CAPS offers multiple types of treatment, which have been significantly increased in the past six months, according to Staley. Perhaps the most well-known is individual therapy, which is usually given on a first-come, first-serve basis, but can be accessed immediately in crisis situations.
CAPS also offers over 20 different groups and clinics on topics like anxiety, stress management and perfectionism. The new WellTrack app, as well as online therapy, allows students to seek help without confrontation and in an environment that is most comfortable to them.
“We really wanted to empower students to be able to seek the kinds of help that works best for them,” Staley said.
At Penn State and the other 138 institutions of higher education, “rapid-access” care, such as crisis or on-call services, has increased by 28 percent over the last six years, while routine care has declined by 7 percent. Nearly 50 percent of patients had only one visit before dropping out of the program.
“We don’t consider it one or the other, we’re trying to do both,” Staley said.

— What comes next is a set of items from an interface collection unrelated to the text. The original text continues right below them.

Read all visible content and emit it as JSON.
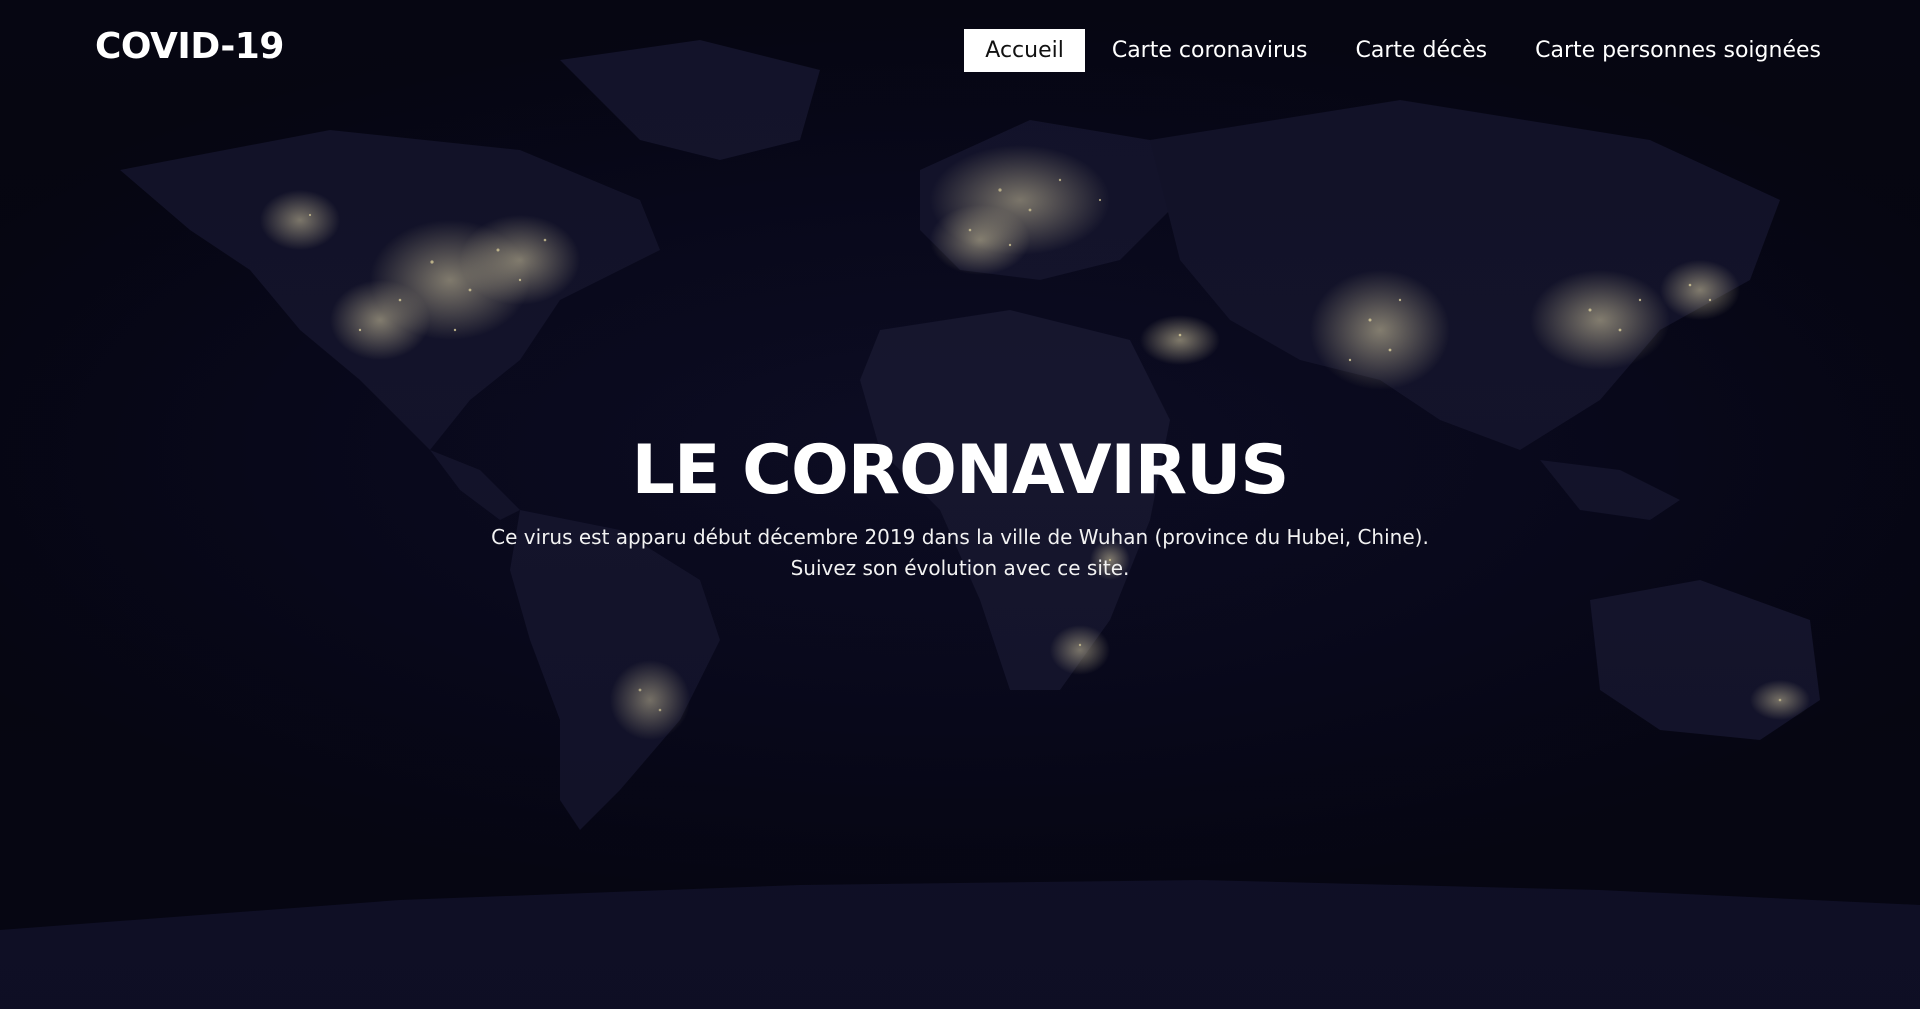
{
  "header": {
    "brand": "COVID-19",
    "nav": [
      {
        "label": "Accueil",
        "active": true
      },
      {
        "label": "Carte coronavirus",
        "active": false
      },
      {
        "label": "Carte décès",
        "active": false
      },
      {
        "label": "Carte personnes soignées",
        "active": false
      }
    ]
  },
  "hero": {
    "title": "LE CORONAVIRUS",
    "line1": "Ce virus est apparu début décembre 2019 dans la ville de Wuhan (province du Hubei, Chine).",
    "line2": "Suivez son évolution avec ce site."
  },
  "background": {
    "image": "world-night-lights-map",
    "base_color": "#07071a",
    "land_color": "#15152e",
    "light_color": "#e8dcaa"
  }
}
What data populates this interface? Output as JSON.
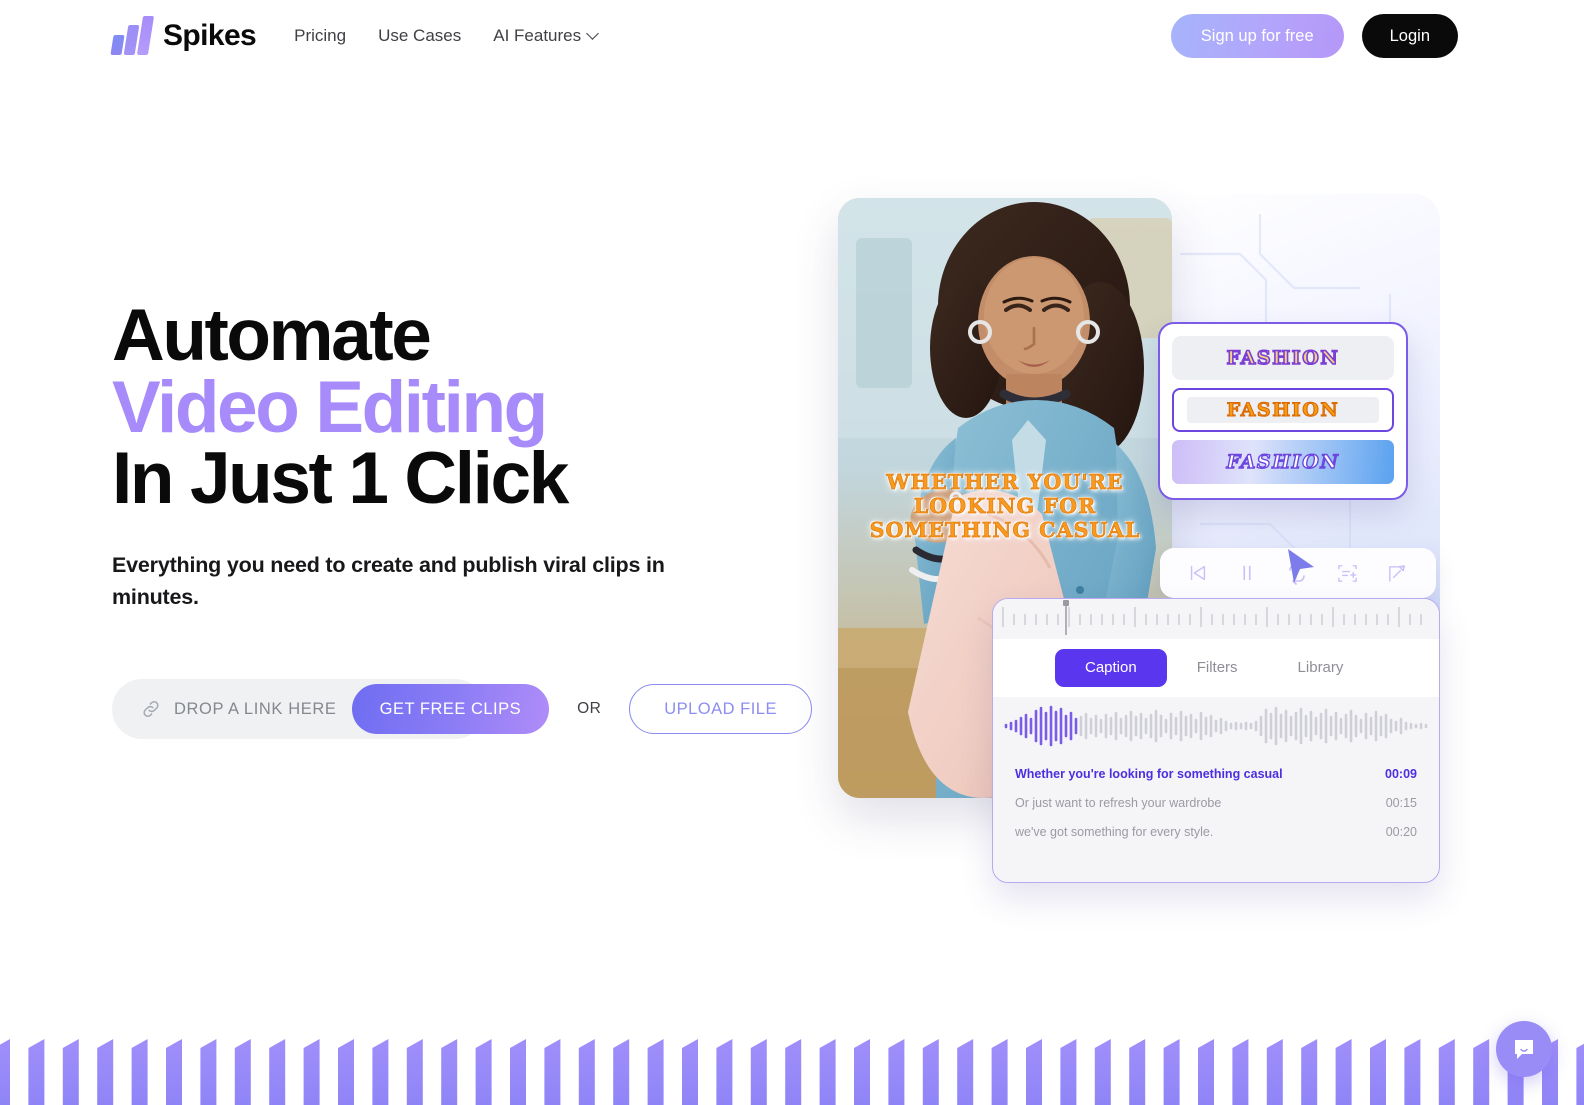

While they attempt to do both, Staley said, “We are a short-term agency, and we are very clear with our ability to provide that.” Students in individual, non-crisis therapy are allowed 6 free sessions and up to three more for a $15 fee. After that, students must transition to another type of therapy or search for a practice with openings downtown.
If one is disinterested in seeking help with CAPS or practices in State College, there are plenty of other options. Self-help books and videos can be found in abundance, and new services like “Shine Text” deliver daily advice via text messages.
Like Barton and Welsh, thousands of Penn State students are living with mental illnesses right now. The road to hope and healing is often a winding one, but students are doing what they can to make it work.
“It’s not that I don’t think it’s a disability,” Barton said. “It’s that I don’t want it to be a disability that defines me.”